Anyway, apart from that great experience, not heaps else has gone on. I did a lot of thinking over the weekend, including in the sea. I need to get out of this town but I'm working on that, and it'll happen one day. I don't think that I was meant to be hanging around for this long. There isn't anyone left here for me, nothing that interests me to do. I have a good job but that's about it. I give it three months and things should all sort out. I don't really have anything else that I want to buy any more so the road is finally clear to get the fuck out of here. About the only other thing I have to tell about is that one of the girls at work might be keen on me which would be awesome because she seems like a bit of fun and hell I could use some company.

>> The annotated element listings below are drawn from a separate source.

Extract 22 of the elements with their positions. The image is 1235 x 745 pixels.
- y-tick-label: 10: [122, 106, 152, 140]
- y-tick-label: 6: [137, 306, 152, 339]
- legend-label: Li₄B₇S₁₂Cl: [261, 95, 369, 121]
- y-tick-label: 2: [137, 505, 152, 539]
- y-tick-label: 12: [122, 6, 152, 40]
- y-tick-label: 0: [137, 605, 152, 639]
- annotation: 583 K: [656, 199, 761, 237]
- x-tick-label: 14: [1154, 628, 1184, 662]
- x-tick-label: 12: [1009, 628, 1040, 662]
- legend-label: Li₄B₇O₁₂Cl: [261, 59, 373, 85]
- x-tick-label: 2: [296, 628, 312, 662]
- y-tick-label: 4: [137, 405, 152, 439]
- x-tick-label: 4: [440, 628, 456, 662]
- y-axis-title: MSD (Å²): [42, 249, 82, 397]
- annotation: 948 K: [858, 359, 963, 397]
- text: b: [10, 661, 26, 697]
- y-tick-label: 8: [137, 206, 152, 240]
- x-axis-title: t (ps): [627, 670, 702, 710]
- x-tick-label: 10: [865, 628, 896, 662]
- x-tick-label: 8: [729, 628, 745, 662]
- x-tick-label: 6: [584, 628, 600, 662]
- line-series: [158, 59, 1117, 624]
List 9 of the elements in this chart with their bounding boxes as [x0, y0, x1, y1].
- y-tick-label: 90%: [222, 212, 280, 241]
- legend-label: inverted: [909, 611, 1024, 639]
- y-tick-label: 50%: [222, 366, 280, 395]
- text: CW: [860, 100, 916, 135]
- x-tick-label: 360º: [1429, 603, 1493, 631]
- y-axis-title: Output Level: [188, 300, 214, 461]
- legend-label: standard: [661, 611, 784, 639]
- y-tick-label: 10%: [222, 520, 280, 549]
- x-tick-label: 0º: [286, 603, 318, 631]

I went to the beach with the bi girl who I picked up at a club a while back and went through a brief awkward phase with before she decided she wasn't going to wait around for me and got a girlfriend. I'm not sad about that at all because to be honest the other girl I was sorta with sorta not with for a 2008 was still in the picture even though she'd moved on and been with other people since me. I didn't really give the bi girl a decent deal at all so I'm happy she found someone who can please her. In addition to all of this there's another girl at work who I have a totally textual relationship with but have never mouthed a single syllable of interest verbally to. It's purely sexual with her - we talk dirty, sometimes even send suggestive pics to each other, though that hasn't happened in a while - but she's very reluctant to get into anything actually physical because of her own issues. I respect that but I still get very frustrated because she is very attractive to me. I don't mean to sound like a player or anything. I haven't been with a girl for a good eight months now and it doesn't look like that'll be ending any time soon, I'm just looking around and giving things a try.
Anyway, the main point is I'm in a good frame of mind and intend for everything to be up and up from here. The whole moderation thing is going well and I really have a good feeling about this year.